Last Wednesday was our first Graduate Colloquium of the semester! IUP students travel all over the country, and even internationally, over summer break to participate in archaeological projects. This first colloquium is meant to highlight the scope of projects IUP archaeology graduate students participated in over the summer break. There were a total of 5 presentations on topics from cultural resource management to field schools.
Laura Broughton, a member of the second-year cohort, was the first presenter of the colloquium. She spent her summer working for Environmental Design and Research (EDR) as an archaeological field technician. Most of her summer was spent on wind and solar farms in upstate New York doing Phase IB surveys. She spent most of her time in corn fields digging round STP’s in a 15-meter grid within the survey areas. While she only found historic ceramic during the entirety of the project, she learned a lot and enjoyed the experience as a whole.

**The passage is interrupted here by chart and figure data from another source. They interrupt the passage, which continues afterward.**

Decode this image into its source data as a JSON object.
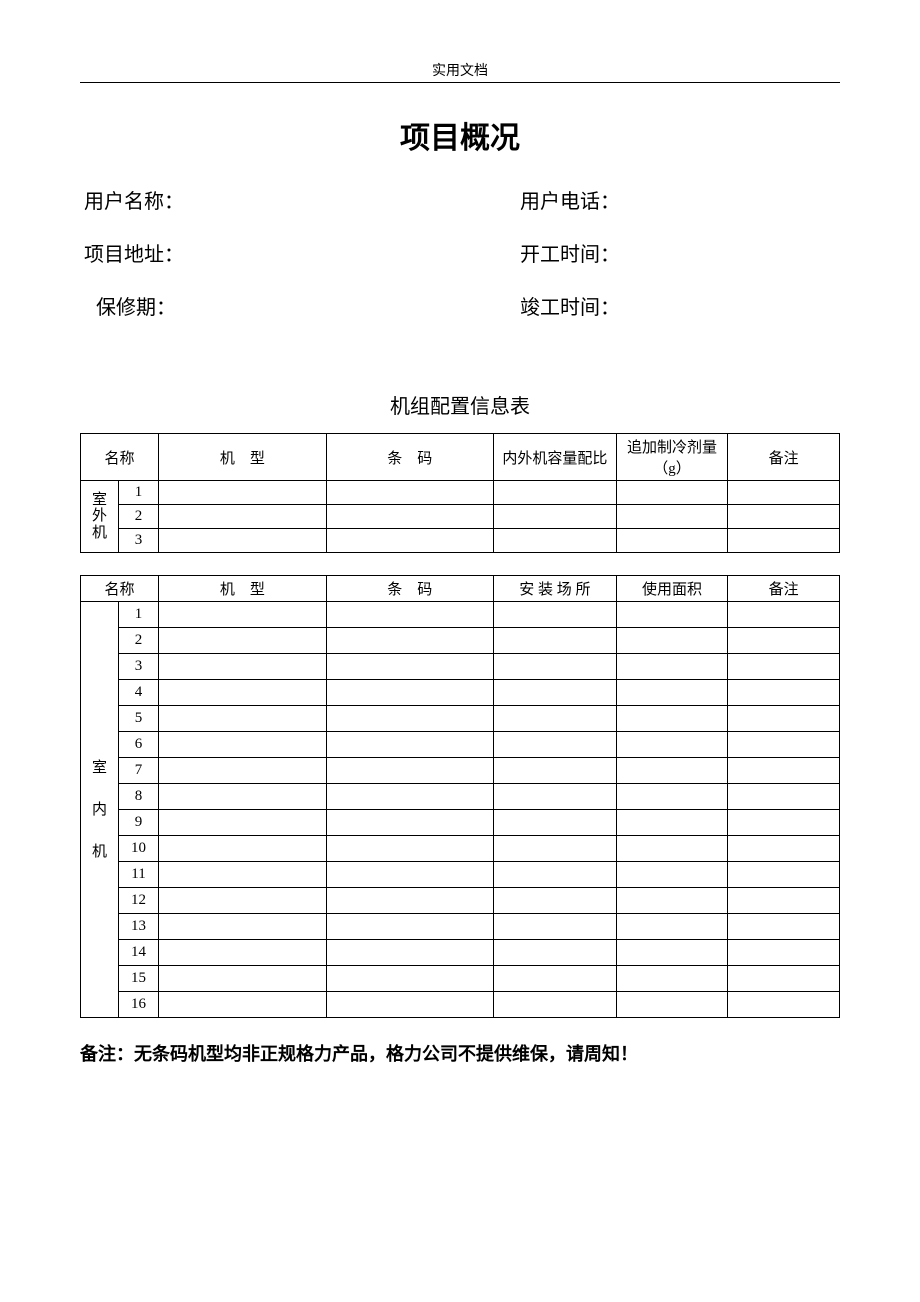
{
  "header": {
    "label": "实用文档"
  },
  "title": "项目概况",
  "fields": {
    "user_name": "用户名称：",
    "user_phone": "用户电话：",
    "project_addr": "项目地址：",
    "start_time": "开工时间：",
    "warranty": "保修期：",
    "finish_time": "竣工时间："
  },
  "subtitle": "机组配置信息表",
  "table1": {
    "headers": {
      "name": "名称",
      "model": "机　型",
      "code": "条　码",
      "ratio": "内外机容量配比",
      "refrig": "追加制冷剂量（g）",
      "remark": "备注"
    },
    "group_label_l1": "室",
    "group_label_l2": "外",
    "group_label_l3": "机",
    "rows": [
      "1",
      "2",
      "3"
    ]
  },
  "table2": {
    "headers": {
      "name": "名称",
      "model": "机　型",
      "code": "条　码",
      "place": "安 装 场 所",
      "area": "使用面积",
      "remark": "备注"
    },
    "group_label_l1": "室",
    "group_label_l2": "内",
    "group_label_l3": "机",
    "rows": [
      "1",
      "2",
      "3",
      "4",
      "5",
      "6",
      "7",
      "8",
      "9",
      "10",
      "11",
      "12",
      "13",
      "14",
      "15",
      "16"
    ]
  },
  "note": "备注：无条码机型均非正规格力产品，格力公司不提供维保，请周知！",
  "dot": "."
}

The next presenter was Nate Coughlin, a first-year graduate student who spent the last two years working for different CRM companies around the country. He gave his presentation on a site he worked on in South Dakota this past summer, where they found a lot of Native American effigies. He walked us through the effigies they found, and their interpretations of them, including one that was around 130 meters long and looked like a snake. He also described some of his time working in Vermont for the Northeast Archaeological Research Center.
The third presenter was Emma Lashley, a second-year graduate student and the GA for the Newport Field School at IUP this past summer. First, she went over her time at the Newport field school, which started by doing GPR and STP’s. They then targeted GPR anomalies found around the old hotel in the previous field school. She then took the Advanced Metal Detecting for Archaeologists (AMDA) class, an RPA-certified course run at Ft. Halifax. She used this knowledge to then run a metal detecting survey at the Newport Field School. She then worked for SEARCH for the rest of the summer. She was first sent to Texas during their heat wave, which she described as “very hot the whole time”. Then she was sent to Mississippi, which she described as swampy and mosquitos. Both of these projects were Phase IB surveys for pipelines. Finally, she was sent to Miami, a Phase III project of a large precontact site in downtown Miami. Most of this project was washing buckets of dirt to find all the artifacts and bones.

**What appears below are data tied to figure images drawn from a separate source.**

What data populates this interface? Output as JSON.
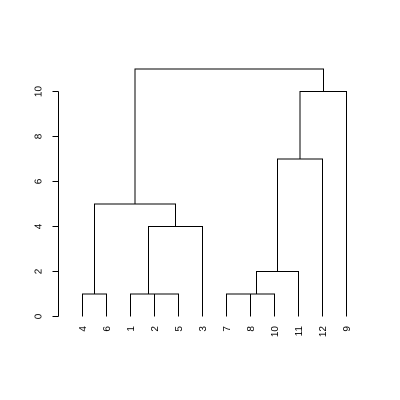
{
  "chart_data": {
    "type": "dendrogram",
    "title": "",
    "xlabel": "",
    "ylabel": "",
    "ylim": [
      0,
      11
    ],
    "yticks": [
      0,
      2,
      4,
      6,
      8,
      10
    ],
    "grid": false,
    "leaves": [
      "4",
      "6",
      "1",
      "2",
      "5",
      "3",
      "7",
      "8",
      "10",
      "11",
      "12",
      "9"
    ],
    "merges": [
      {
        "left": {
          "leaf": 0
        },
        "right": {
          "leaf": 1
        },
        "height": 1
      },
      {
        "left": {
          "leaf": 3
        },
        "right": {
          "leaf": 4
        },
        "height": 1
      },
      {
        "left": {
          "leaf": 2
        },
        "right": {
          "merge": 1
        },
        "height": 1
      },
      {
        "left": {
          "merge": 2
        },
        "right": {
          "leaf": 5
        },
        "height": 4
      },
      {
        "left": {
          "merge": 0
        },
        "right": {
          "merge": 3
        },
        "height": 5
      },
      {
        "left": {
          "leaf": 6
        },
        "right": {
          "leaf": 7
        },
        "height": 1
      },
      {
        "left": {
          "merge": 5
        },
        "right": {
          "leaf": 8
        },
        "height": 1
      },
      {
        "left": {
          "merge": 6
        },
        "right": {
          "leaf": 9
        },
        "height": 2
      },
      {
        "left": {
          "merge": 7
        },
        "right": {
          "leaf": 10
        },
        "height": 7
      },
      {
        "left": {
          "merge": 8
        },
        "right": {
          "leaf": 11
        },
        "height": 10
      },
      {
        "left": {
          "merge": 4
        },
        "right": {
          "merge": 9
        },
        "height": 11
      }
    ]
  }
}
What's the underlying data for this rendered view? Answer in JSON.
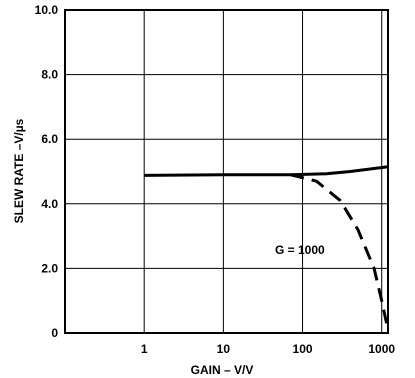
{
  "chart_data": {
    "type": "line",
    "xlabel": "GAIN – V/V",
    "ylabel": "SLEW RATE –V/µs",
    "x_scale": "log",
    "xlim": [
      0.1,
      1200
    ],
    "ylim": [
      0,
      10
    ],
    "x_ticks": [
      1,
      10,
      100,
      1000
    ],
    "x_tick_labels": [
      "1",
      "10",
      "100",
      "1000"
    ],
    "y_ticks": [
      0,
      2,
      4,
      6,
      8,
      10
    ],
    "y_tick_labels": [
      "0",
      "2.0",
      "4.0",
      "6.0",
      "8.0",
      "10.0"
    ],
    "grid": true,
    "series": [
      {
        "style": "solid",
        "x": [
          1,
          10,
          70,
          200,
          400,
          1200
        ],
        "y": [
          4.88,
          4.9,
          4.9,
          4.93,
          5.0,
          5.15
        ]
      },
      {
        "style": "dashed",
        "x": [
          70,
          150,
          300,
          500,
          800,
          1000,
          1200
        ],
        "y": [
          4.9,
          4.7,
          4.1,
          3.2,
          2.0,
          1.0,
          0.1
        ]
      }
    ],
    "annotations": [
      {
        "text": "G = 1000",
        "x": 200,
        "y": 2.6
      }
    ]
  },
  "colors": {
    "line": "#000000",
    "grid": "#000000",
    "background": "#ffffff"
  }
}
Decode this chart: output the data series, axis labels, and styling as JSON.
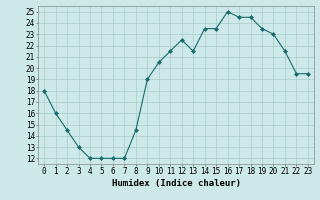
{
  "x": [
    0,
    1,
    2,
    3,
    4,
    5,
    6,
    7,
    8,
    9,
    10,
    11,
    12,
    13,
    14,
    15,
    16,
    17,
    18,
    19,
    20,
    21,
    22,
    23
  ],
  "y": [
    18,
    16,
    14.5,
    13,
    12,
    12,
    12,
    12,
    14.5,
    19,
    20.5,
    21.5,
    22.5,
    21.5,
    23.5,
    23.5,
    25,
    24.5,
    24.5,
    23.5,
    23,
    21.5,
    19.5,
    19.5
  ],
  "line_color": "#1a6b6b",
  "marker": "D",
  "marker_size": 2,
  "bg_color": "#cce8e8",
  "grid_color": "#aacccc",
  "xlabel": "Humidex (Indice chaleur)",
  "xlim": [
    -0.5,
    23.5
  ],
  "ylim": [
    11.5,
    25.5
  ],
  "yticks": [
    12,
    13,
    14,
    15,
    16,
    17,
    18,
    19,
    20,
    21,
    22,
    23,
    24,
    25
  ],
  "xticks": [
    0,
    1,
    2,
    3,
    4,
    5,
    6,
    7,
    8,
    9,
    10,
    11,
    12,
    13,
    14,
    15,
    16,
    17,
    18,
    19,
    20,
    21,
    22,
    23
  ],
  "tick_fontsize": 5.5,
  "xlabel_fontsize": 6.5
}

The next presenter was Elena Vories, a first-year graduate student in charge of the PennDOT Highway Archaeological Survey Team (PHAST), which partners with both IUP and PennDOT to complete Phase I surveys. She is in charge of everything for every Phase I project they do, from background research to artifact cleaning and report writing. She described multiple projects they did and the fun they had along the way.

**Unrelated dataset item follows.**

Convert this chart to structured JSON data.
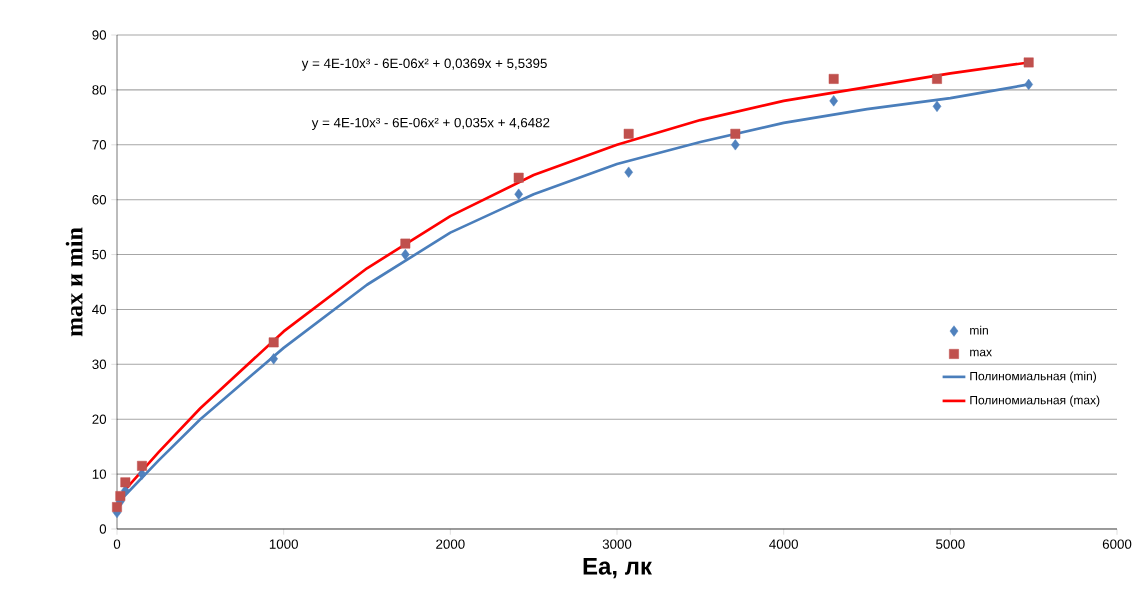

The last presenters were Emily Sykora and Tyler Fanell, the GAs for the Forensic Archaeology Field School in Germany. Emily is a second-year graduate student and Tyler is a first-year graduate student. They described their mission to recover US service members from a B-17 plane crash from WWII in Germany but mostly went over the trips they went on with students over the course of the field school. They went to places like Heidelberg, the Black Forest, Nuremberg, Munich, and the Bavarian Alps.
Thank you to everyone who presented and attended! We had a great turnout!